The consequences from Quentin Tarantino‘s nasty public beef with the NYPD may extend beyond his personal politics to the commercial and awards potential of his “The Hateful Eight,” distributed by The Weinstein Company, industry analysts told TheWrap.
Fallout from Tarantino’s participation in a Manhattan rally against police brutality comes at a most inconvenient time, as the studio attempts to position the director’s bloody Western as both a Christmas Day must-see and a major awards contender.
“The first concern in any kind of position where a film is being attacked by a group outside of Hollywood is not about awards, it’s about commercial impact. Everyone needs to make money,” said a top studio consultant, who spoke to TheWrap on condition of anonymity.
Indeed. It’s been a decidedly lean year for TWC theatrical offerings, as January’s “Paddington” was their biggest hit with $75 million in domestic earnings.
Both the New York police union and New York City Police Commissioner Bill Bratton hit out against the comments Tarantino made Saturday at the demonstration, wherein he referred to officers as “murderers.”
“I have to call a murder a murder and I have to call the murderers the murderers,” the Oscar winner told protesters.
“There are no words to describe the contempt I have for him and his comments at this particular time,” Bratton said.
NY police union president Patrick Lynch took things a step further, saying “New Yorkers need to send a message to this purveyor of degeneracy. It’s time for a boycott of
The backlash has prompted speculation that those sentiments could keep New York moviegoers — and police supporters nationwide — from seeing “Hateful Eight.”
“Quentin is not exactly George Clooney. He’s a not a person who divides the country with his well-informed opinions,” said the consultant, pointing out that audiences don’t look to Tarantino for guidance on social issues.
“Quentin is pretty much across the board larger than life. Harvey Weinstein could make the case his movies are outlets, and the violence is done as hyperbole. There’s no reason for them to come out and start talking… he should be stepping up and saying, ‘Don’t talk or apologize for me, let me get out of my own hole .'”
The Weinstein Company did not return TheWrap’s repeated requests for comment.
Linda Ong, CEO of brand agency TruthCo, said Tarantino’s cinematic affinity for violence lends himself to the real-life conversation.
“Tarantino’s long-held cultural perspective on violence gives him an interesting space to speak on it. This feud resonates with his uber-fans and could drive others to see his film,” Ong said. “[He] should own his stance as always, he’s been in hotter water before. Courting controversy is a big part of his brand.”
Such behavior might be Tarantino’s stock-in-trade, but the controversy could make life unpleasant for Weinstein, who resides in New York at least part-time. Weinstein has upped his profile in the Big Apple over the past few years, pumping money into Broadway with “Finding Neverland” and tourism by backing Radio City Music Hall’s “Spring Spectacular.”

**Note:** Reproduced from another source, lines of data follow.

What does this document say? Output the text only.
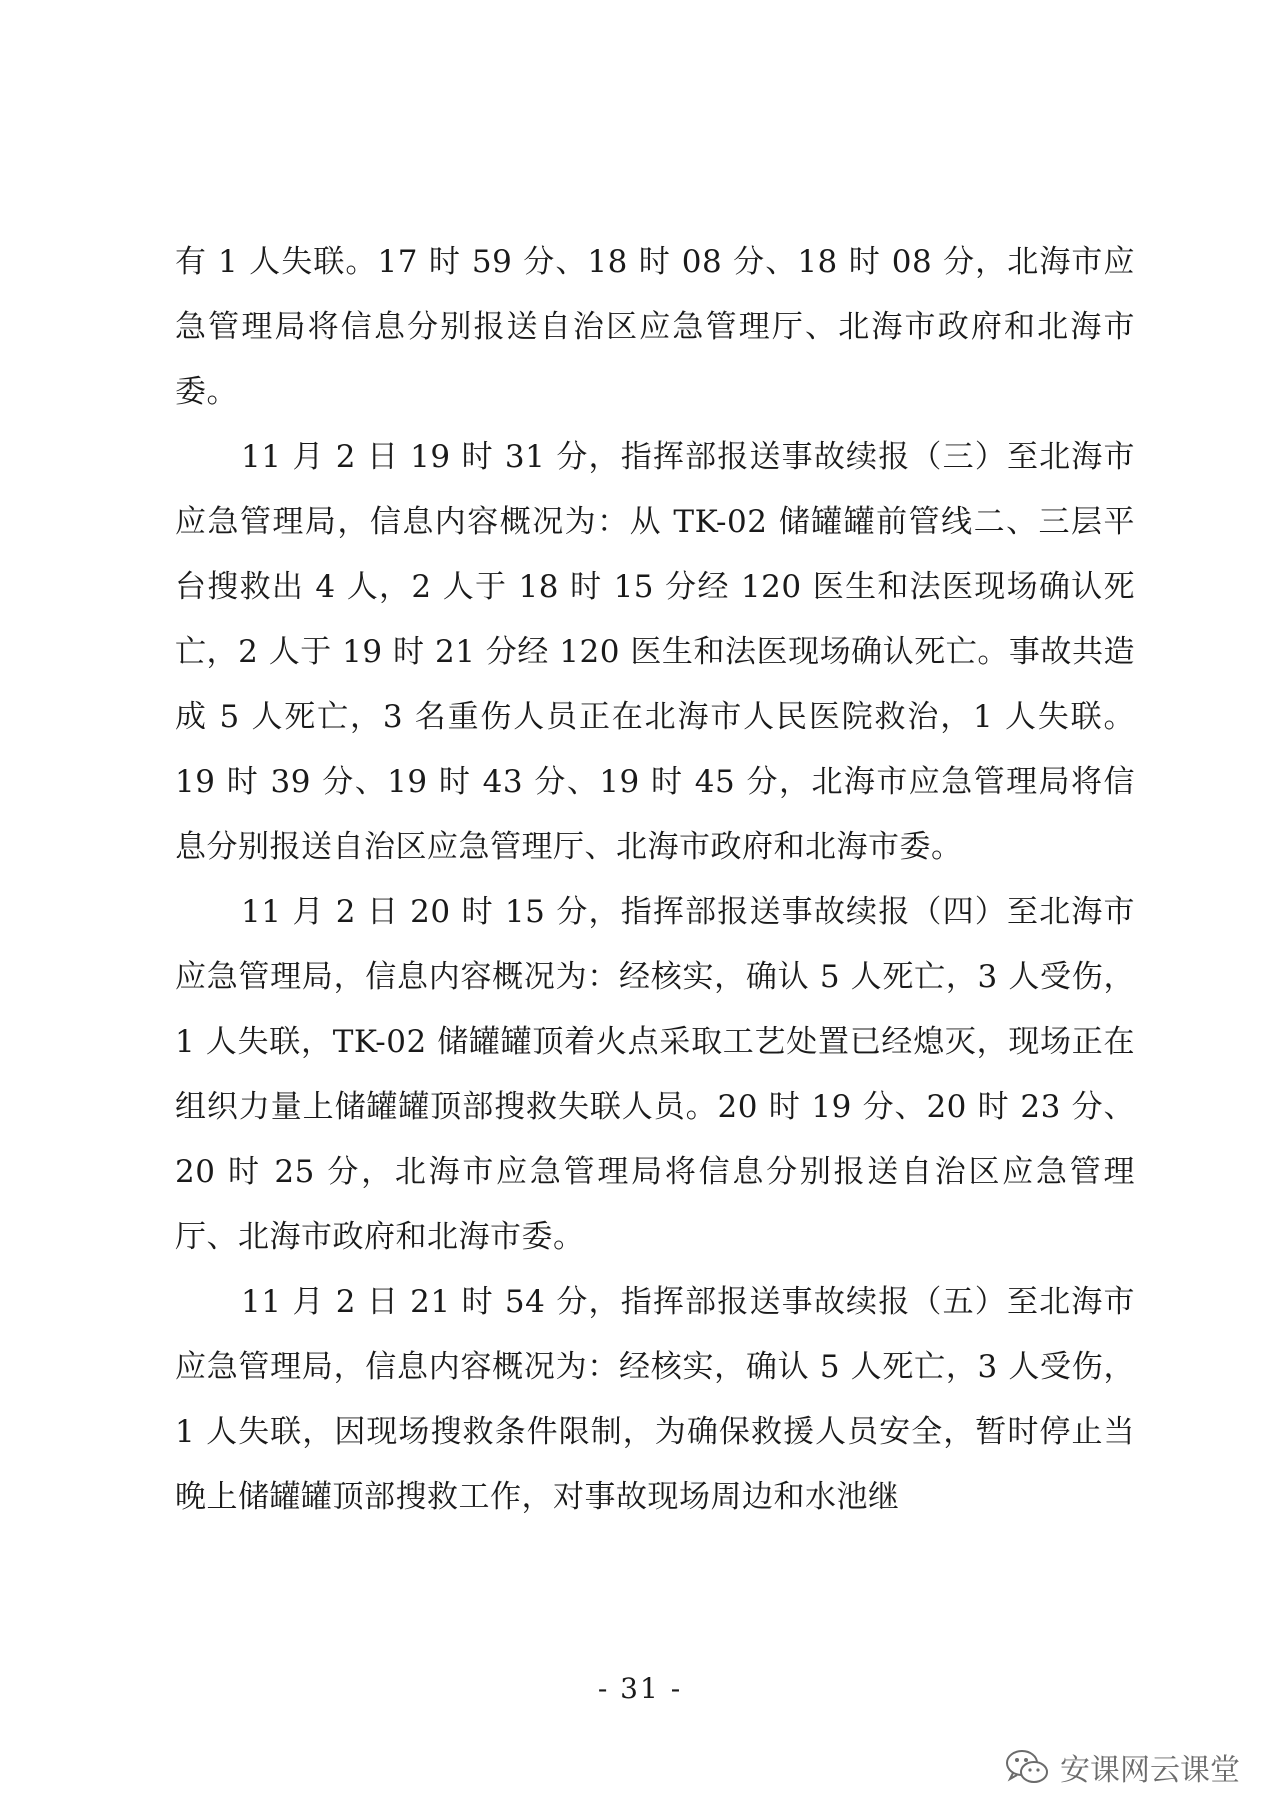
有 1 人失联。17 时 59 分、18 时 08 分、18 时 08 分，北海市应急管理局将信息分别报送自治区应急管理厅、北海市政府和北海市委。

11 月 2 日 19 时 31 分，指挥部报送事故续报（三）至北海市应急管理局，信息内容概况为：从 TK-02 储罐罐前管线二、三层平台搜救出 4 人，2 人于 18 时 15 分经 120 医生和法医现场确认死亡，2 人于 19 时 21 分经 120 医生和法医现场确认死亡。事故共造成 5 人死亡，3 名重伤人员正在北海市人民医院救治，1 人失联。19 时 39 分、19 时 43 分、19 时 45 分，北海市应急管理局将信息分别报送自治区应急管理厅、北海市政府和北海市委。

11 月 2 日 20 时 15 分，指挥部报送事故续报（四）至北海市应急管理局，信息内容概况为：经核实，确认 5 人死亡，3 人受伤，1 人失联，TK-02 储罐罐顶着火点采取工艺处置已经熄灭，现场正在组织力量上储罐罐顶部搜救失联人员。20 时 19 分、20 时 23 分、20 时 25 分，北海市应急管理局将信息分别报送自治区应急管理厅、北海市政府和北海市委。

11 月 2 日 21 时 54 分，指挥部报送事故续报（五）至北海市应急管理局，信息内容概况为：经核实，确认 5 人死亡，3 人受伤，1 人失联，因现场搜救条件限制，为确保救援人员安全，暂时停止当晚上储罐罐顶部搜救工作，对事故现场周边和水池继

- 31 -
安课网云课堂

Not to mention the social position he occupies with Marchesa-designing wife Georgina Chapman. The pair are often fixtures at events like the Met Gala and political fundraisers hosted by the likes of Anna Wintour.
“You don’t want to walk around the streets of New York with a bulls-eye on your back for calling people ‘murderers,'” the consultant said.
Awards are also a notorious top priority for Weinstein and his company.
“The immense unlikability of various talent over the years never stopped them from getting nominated. Do they win? Not always, but they’re invited,” the consultant said.
Ong suggested the conflict ultimately could generate dialogue and awards buzz.
“Weinstein is in a position to make a call for dialogue and discussion, possibly hosting a forum or other public event that recognizes and respects the union’s perspective,” she said.
“The Hateful Eight” will roll out in limited release starting Christmas Day.